Initial reaction from gold miners in Burkina Faso suggests that this week’s coup may not harm their operations.

The new regime “will want to be seen as business friendly,” Red Rock Resources chairman and CEO Andrew Bell tells The Africa Report. The new regime “appears to be patriotically minded” and the purpose of the coup “may be more effective governance”, he says.

Burkina Faso’s President Roch Kaboré was deposed on January 24. A declaration signed by Lieutenant-Colonel Paul Henri Sandaogo Damiba said that the ‘Mouvement Patriotique pour la Sauvegarde et la Restauration’ is taking over the country. Kaboré was deposed after becoming vulnerable to a military which had regularly targeted by jihadist groups in the country.

Since 2015, jihadist groups have killed more than 2,000 people in Burkina Faso, including 400 soldiers, and displaced more than 1.4 million people. The army felt that Kaboré was not doing enough to combat terrorism, and French military support had become less effective, Bell says. If the new leaders can deliver an improvement in security, that would be positive, he adds. “The former president should have focused exclusively on terrorism.”

Early in January, Red Rock bought two gold exploration projects at Bilbale and Boulon in the south-west of the country. The company, which trades on the Alternative Investment Market (AIM) in London, also gold exploration assets in Kenya and Australia, and copper and cobalt exploration assets in the DRC.

  • “We are not for or against the coup,” Bell says. “We have to remain open minded. We hope to get any with any government” in the country.
  • He expects there will be a continuity between the regimes. “We have elections, they have coups,” he says from London.

Barclays on Endeavour

Endeavour Mining, west Africa’s largest gold producer, said in a statement on January 24 that its operations and supply chains in Burkina Faso have not been affected and mines and projects are operating as usual. The company, which trades in Toronto and London, also has west African assets in Senegal and Côte d’Ivoire.

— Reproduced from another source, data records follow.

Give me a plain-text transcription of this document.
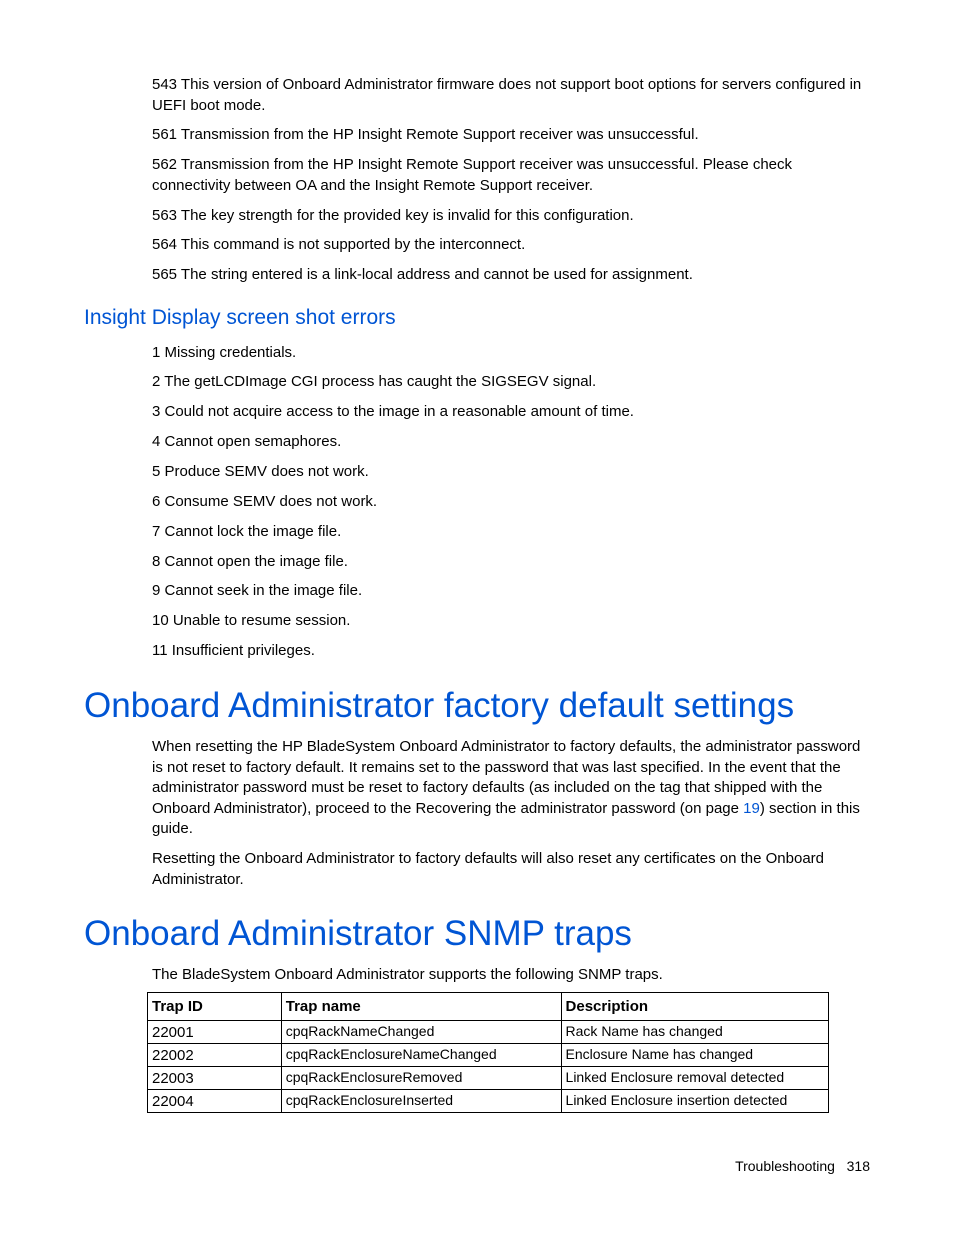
543 This version of Onboard Administrator firmware does not support boot options for servers configured in UEFI boot mode.

561 Transmission from the HP Insight Remote Support receiver was unsuccessful.

562 Transmission from the HP Insight Remote Support receiver was unsuccessful. Please check connectivity between OA and the Insight Remote Support receiver.

563 The key strength for the provided key is invalid for this configuration.

564 This command is not supported by the interconnect.

565 The string entered is a link-local address and cannot be used for assignment.

Insight Display screen shot errors

1 Missing credentials.

2 The getLCDImage CGI process has caught the SIGSEGV signal.

3 Could not acquire access to the image in a reasonable amount of time.

4 Cannot open semaphores.

5 Produce SEMV does not work.

6 Consume SEMV does not work.

7 Cannot lock the image file.

8 Cannot open the image file.

9 Cannot seek in the image file.

10 Unable to resume session.

11 Insufficient privileges.

Onboard Administrator factory default settings

When resetting the HP BladeSystem Onboard Administrator to factory defaults, the administrator password is not reset to factory default. It remains set to the password that was last specified. In the event that the administrator password must be reset to factory defaults (as included on the tag that shipped with the Onboard Administrator), proceed to the Recovering the administrator password (on page 19) section in this guide.

Resetting the Onboard Administrator to factory defaults will also reset any certificates on the Onboard Administrator.

Onboard Administrator SNMP traps

The BladeSystem Onboard Administrator supports the following SNMP traps.

Trap ID	Trap name	Description
22001	cpqRackNameChanged	Rack Name has changed
22002	cpqRackEnclosureNameChanged	Enclosure Name has changed
22003	cpqRackEnclosureRemoved	Linked Enclosure removal detected
22004	cpqRackEnclosureInserted	Linked Enclosure insertion detected
Troubleshooting 318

Barclays is overweight on the stock, with a price target of 2450 pence, versus the current 1645. The bank’s analysts Amos Fletcher, Ian Rossouw and Tom Zhang write in research on January 24 that Endeavour trades at a “significant valuation discount” relative to global gold peers, despite its strong margins and balance sheet. “We see investor concerns around geographical risk and M&A as overdone.” The company owns the Houndé and Wahgnion mines in Burkina Faso. The two mines were key drivers of strong operational performance in the fourth quarter, Barclays says.

  • Endeavour has been able to increase production beyond market forecasts with minimal cost inflation, Barclays says, so putting it ahead of the wider industry.
  • The company has hedged 29% of total forecast 2022 gold production and 21% for 2023 at weighted average prices of $1906 and $1925/oz, which will help to protect cashflow, Barclays says.
  • The bank lifts its earnings per share (EPS) forecasts for 2021, 2022 and 2023 to $2.41, $1.82 and $1.87 from $2.30, $1.70 and $1.71 respectively.
  • Total cash returns including share buybacks amount to a 4.9% yield on the current share price, which, says Barclays, is the highest in its global precious metals coverage by some distance.
  • The bank sees scope for that to continue given a forecast free cashflow yield of 11% in 2022.

Bottom Line

Miners are confident that Burkina Faso’s new regime will make business stability and security a priority.